The Hubble constant inferred from 18 time-delay lenses
Danuta Paraficz, Jens Hjorth

TL;DR
This paper analyzes 18 galaxy lenses with time delay data to estimate the Hubble constant, finding values around 66 km/s/Mpc generally, but higher for a specific subsample, contributing to cosmological measurements.
Contribution
It introduces a simultaneous pixelated modeling approach for multiple lenses to infer the Hubble constant, including a subsample analysis with additional constraints.
Findings
Estimated H_0 as 66_{-4}^{+6} km/s/Mpc for the full sample.
For a subsample of isolated galaxies, H_0 is 76 +/- 3 km/s/Mpc.

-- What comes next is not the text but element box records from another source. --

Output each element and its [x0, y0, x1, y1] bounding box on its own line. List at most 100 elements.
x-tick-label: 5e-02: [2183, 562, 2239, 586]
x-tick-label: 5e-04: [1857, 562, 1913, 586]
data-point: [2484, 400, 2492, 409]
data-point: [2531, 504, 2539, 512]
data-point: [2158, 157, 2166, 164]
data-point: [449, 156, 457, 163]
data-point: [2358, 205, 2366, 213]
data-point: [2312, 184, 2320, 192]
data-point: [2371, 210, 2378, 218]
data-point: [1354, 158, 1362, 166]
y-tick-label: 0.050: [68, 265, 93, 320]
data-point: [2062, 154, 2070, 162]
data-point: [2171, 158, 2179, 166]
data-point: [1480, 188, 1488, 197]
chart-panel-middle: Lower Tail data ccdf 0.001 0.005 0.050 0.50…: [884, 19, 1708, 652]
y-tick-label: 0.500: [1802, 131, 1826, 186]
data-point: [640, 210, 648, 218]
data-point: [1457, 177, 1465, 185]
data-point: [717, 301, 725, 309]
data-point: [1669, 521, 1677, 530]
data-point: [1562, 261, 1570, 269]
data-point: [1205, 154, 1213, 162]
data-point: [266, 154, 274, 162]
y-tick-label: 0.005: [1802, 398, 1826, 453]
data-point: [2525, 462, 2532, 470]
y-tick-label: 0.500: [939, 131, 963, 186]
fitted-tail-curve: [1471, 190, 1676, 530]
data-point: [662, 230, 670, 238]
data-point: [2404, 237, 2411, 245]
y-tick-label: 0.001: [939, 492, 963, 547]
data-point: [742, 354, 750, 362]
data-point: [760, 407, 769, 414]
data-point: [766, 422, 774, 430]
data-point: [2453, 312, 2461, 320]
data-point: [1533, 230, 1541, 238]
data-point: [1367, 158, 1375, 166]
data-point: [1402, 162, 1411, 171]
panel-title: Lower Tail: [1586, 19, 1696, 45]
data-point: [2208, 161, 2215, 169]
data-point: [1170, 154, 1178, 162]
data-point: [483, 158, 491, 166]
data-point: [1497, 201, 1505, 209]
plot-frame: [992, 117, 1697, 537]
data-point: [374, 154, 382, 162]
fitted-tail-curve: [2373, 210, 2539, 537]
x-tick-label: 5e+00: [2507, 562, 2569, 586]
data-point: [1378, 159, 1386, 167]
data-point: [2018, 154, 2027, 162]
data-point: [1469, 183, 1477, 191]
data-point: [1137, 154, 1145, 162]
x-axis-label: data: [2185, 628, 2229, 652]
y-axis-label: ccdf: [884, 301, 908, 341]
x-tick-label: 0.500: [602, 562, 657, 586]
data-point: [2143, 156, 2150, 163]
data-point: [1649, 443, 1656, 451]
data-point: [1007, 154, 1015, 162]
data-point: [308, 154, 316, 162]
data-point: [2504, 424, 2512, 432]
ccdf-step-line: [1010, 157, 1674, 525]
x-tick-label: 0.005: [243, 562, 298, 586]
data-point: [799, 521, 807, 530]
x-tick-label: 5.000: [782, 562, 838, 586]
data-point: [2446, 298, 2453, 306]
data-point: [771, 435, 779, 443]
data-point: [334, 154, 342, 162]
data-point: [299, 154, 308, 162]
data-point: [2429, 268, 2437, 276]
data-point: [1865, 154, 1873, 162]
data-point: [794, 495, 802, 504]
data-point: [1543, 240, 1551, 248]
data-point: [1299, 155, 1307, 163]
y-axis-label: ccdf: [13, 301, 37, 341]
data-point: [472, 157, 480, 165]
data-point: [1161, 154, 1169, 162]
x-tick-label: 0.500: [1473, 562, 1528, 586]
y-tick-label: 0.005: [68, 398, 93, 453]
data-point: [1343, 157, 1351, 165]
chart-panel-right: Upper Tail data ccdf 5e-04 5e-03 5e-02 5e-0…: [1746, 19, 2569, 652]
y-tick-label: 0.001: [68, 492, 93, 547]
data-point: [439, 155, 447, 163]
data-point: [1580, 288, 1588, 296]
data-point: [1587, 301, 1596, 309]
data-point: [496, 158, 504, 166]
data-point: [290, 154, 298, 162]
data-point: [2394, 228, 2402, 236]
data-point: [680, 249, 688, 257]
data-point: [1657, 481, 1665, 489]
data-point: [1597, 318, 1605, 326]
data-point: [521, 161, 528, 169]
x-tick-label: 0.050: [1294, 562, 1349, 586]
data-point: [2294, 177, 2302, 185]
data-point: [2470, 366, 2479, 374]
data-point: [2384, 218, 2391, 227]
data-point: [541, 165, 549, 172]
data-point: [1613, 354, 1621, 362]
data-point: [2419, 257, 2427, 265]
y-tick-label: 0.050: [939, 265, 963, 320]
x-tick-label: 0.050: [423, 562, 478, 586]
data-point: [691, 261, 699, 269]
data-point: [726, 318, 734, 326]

Demonstrates the effectiveness of joint modeling in lensing-based cosmology.
Abstract
We present a simultaneous analysis of 18 galaxy lenses with time delay measurements. For each lens we derive mass maps using pixelated simultaneous modeling with shared Hubble constant. We estimate the Hubble constant to be 66_{-4}^{+6} km/s/Mpc (for a flat Universe with \Omega_m=0.3, \Omega_\Lambda=0.7). We have also selected a subsample of five relatively isolated early type galaxies and by simultaneous modeling with an additional constraint on isothermality of their mass profiles we get H_0=76 +/-3 km/s/Mpc.